It’s Simon’s boat he chooses to get into. Back in Capernaum just days ago, it was Simon’s mother-in-law whom Jesus had visited and brought through that deadly fever. So Simon and Jesus already have a history of grace, though Simon is still new to this generous love that is about to be shown.

Jesus has Simon put out a little way from shore. Jesus must have had a big voice, to teach them from that boat. I don’t imagine they hear him, though, when he turns to Simon and turns his life upside down.

“Put out…” (there’s that phrase again) “into the deep water and let down your nets for a catch.”

Sure, Jesus could have spoken loudly enough that the people on shore would hear his words to Simon… but I can’t picture that. That would have been like staging an act, like treating Simon as if he were more a prop than a person. No, I think he spoke quietly and directly to Simon, in a way that Simon would trust—because trust is just what it takes to outweigh logic in this instance. What he has seen at Jesus’s hands already leads him to trust the teacher—but it’s hard, letting go of what logic teaches him.

All night long, Simon and his crewmates have thrown their nets and caught nothing. As Simon is about to tell Jesus, none of them is in any rush to let down their nets any time soon because their own recent experience has taught them that the fish aren’t there.

Anticipating that someone here this morning might wonder about the practice of fishing at night, I consulted my closest commentary and found… nothing on the subject of nighttime fishing. When in doubt, google. And there I learned that here in the U.S., especially in summer, night is the time to fish if you’re after bass, catfish, or carp. And what the Bible commentator did tell me is that two of the three most common fish in the Sea of Galilee are, yes, catfish and carp. Like human beings, catfish and carp would just as soon escape the heat of the day, when they sink down to the deep places, rising at night to do their own feeding, up near the surface. So it’s with a certain authority that Simon could say to Jesus, “Master, if the fish weren’t rising last night, they won’t be rising today.”

I imagine Luke the story-teller relishing this moment. Simon thinks he’s an authority on the topic at hand, but he is clueless as to how much more Jesus knows about things of first importance. Simon deals in fish, but Jesus deals in resurrection. Simon knows how fish rise; Jesus knows how people rise.

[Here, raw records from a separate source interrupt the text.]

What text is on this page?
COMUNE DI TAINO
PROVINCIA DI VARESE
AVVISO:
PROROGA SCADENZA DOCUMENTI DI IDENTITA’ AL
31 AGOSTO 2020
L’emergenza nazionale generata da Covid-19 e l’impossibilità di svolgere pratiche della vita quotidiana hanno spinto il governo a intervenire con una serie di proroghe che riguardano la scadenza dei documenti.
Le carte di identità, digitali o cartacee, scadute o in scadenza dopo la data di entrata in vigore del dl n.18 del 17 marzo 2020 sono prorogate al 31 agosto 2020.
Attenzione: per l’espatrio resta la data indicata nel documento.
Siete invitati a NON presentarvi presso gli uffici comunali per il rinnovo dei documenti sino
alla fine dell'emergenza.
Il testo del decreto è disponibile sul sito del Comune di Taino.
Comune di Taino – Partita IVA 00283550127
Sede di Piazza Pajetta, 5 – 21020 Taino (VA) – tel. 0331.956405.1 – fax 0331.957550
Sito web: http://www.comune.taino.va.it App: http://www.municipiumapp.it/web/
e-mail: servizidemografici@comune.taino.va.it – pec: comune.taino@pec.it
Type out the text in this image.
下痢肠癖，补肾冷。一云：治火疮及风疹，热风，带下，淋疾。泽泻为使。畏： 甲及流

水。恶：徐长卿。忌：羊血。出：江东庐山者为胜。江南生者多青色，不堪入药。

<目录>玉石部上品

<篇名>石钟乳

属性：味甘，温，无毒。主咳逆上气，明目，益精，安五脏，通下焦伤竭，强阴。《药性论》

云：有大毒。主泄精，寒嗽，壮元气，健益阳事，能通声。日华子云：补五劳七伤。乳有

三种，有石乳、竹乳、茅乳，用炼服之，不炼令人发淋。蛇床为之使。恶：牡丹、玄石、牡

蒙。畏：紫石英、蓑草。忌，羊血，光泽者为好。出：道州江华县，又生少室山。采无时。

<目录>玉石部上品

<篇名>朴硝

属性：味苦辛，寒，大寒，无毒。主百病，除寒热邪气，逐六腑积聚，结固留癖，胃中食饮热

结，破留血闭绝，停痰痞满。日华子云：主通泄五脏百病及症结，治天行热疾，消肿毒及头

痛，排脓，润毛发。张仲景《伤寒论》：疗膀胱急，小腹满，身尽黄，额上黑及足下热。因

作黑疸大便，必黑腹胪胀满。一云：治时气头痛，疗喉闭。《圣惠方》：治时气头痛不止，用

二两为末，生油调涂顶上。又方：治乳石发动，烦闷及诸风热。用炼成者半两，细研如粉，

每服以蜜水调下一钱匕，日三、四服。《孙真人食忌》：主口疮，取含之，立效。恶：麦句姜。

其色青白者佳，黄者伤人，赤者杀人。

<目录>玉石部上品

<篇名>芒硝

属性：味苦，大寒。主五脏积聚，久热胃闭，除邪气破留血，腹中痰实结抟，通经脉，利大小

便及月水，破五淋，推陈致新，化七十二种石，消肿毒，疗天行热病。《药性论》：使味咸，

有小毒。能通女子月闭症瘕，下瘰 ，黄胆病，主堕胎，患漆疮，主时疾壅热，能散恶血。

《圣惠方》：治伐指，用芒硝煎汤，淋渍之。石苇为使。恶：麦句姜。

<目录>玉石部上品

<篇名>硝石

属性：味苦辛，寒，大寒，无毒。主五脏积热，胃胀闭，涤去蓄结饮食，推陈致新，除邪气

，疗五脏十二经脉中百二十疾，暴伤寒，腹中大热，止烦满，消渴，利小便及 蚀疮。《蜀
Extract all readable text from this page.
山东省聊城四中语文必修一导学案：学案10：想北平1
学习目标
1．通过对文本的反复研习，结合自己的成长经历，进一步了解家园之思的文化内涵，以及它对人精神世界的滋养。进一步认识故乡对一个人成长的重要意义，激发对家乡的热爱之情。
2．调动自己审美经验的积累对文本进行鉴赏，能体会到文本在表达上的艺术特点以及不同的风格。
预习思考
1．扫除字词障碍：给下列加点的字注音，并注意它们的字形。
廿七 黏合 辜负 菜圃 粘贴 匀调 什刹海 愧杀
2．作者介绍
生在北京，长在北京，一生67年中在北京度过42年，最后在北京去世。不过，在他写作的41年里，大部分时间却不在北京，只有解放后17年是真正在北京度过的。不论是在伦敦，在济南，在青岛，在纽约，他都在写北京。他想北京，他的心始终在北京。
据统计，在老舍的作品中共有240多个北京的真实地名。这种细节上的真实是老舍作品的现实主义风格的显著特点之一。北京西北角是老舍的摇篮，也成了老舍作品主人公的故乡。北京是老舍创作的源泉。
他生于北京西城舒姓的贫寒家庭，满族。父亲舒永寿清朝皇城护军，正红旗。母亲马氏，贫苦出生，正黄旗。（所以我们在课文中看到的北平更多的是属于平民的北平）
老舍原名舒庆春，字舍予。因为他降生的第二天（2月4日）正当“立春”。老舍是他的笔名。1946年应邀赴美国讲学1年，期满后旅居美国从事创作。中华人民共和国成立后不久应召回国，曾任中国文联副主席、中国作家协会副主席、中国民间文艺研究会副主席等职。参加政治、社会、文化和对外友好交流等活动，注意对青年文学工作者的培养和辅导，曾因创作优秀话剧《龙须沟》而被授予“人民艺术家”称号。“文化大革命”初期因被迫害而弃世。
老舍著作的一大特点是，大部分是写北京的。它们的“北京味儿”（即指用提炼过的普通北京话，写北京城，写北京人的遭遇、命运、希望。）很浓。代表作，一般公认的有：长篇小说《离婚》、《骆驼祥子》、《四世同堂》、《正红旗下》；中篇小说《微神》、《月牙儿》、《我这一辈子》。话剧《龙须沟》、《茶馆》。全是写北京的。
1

And if nighttime represents the realm of human weakness up against the limitations imposed by darkness, if night ultimately symbolizes death, right down to the little dyings we do as each night we surrender consciousness and sink into sleep, then can’t you hear Luke the Gospel-teller setting the stage for Jesus, the light of the world, in full daylight launching the kingdom of God by speaking the Word that can be answered only by trust, not by logic: “Put out into the deep water and let down your nets for a catch.”

With these words, Jesus turns Simon’s world upside down. Soon, he’ll even be known by a different name, Cephas, the Rock, or Peter as the name is translated. This is the story of his being called to discipleship by Jesus. And the setting isn’t a temple, as in Isaiah this morning when the calling of the prophet happens in an ethereal venue complete with seraphs flying and God sitting upon a throne. Our setting in Luke is a fishing trip, and the divine one is seated on the plank of a small boat bobbing on the Lake of Gennesaret.

One similarity between the divine call of Isaiah to be a prophet and the calling of Simon Peter appears to be God’s penchant for needing and calling not the most capable, or the most qualified, or the most promising candidates. Nothing about young Isaiah or about Simon the fisherman merited or deserved the singling-out that came to each man. We can hear this in their common response of anguished amazement, “Woe is me! I am lost, for I am a man of unclean lips…” “Go away from me, Lord, for I am a sinful man!”

The Bible’s stories of God calling people to discipleship and leadership demonstrate that the call is to grow and share an interior life, both learning and leading spiritual life. And whether it’s in your household, your career, or your parish, equally, the principles shown by these call stories from Isaiah and Luke are these: Those whom God calls, God equips. And those whom God calls may resist and sputter, and by grace get over it.

Neither of these men thought that he’d won the Lottery. Each knew instinctively that he had been called to a life of service, complete with obstacles, risks… and grace, as each in time would understand and come to utterly rely upon.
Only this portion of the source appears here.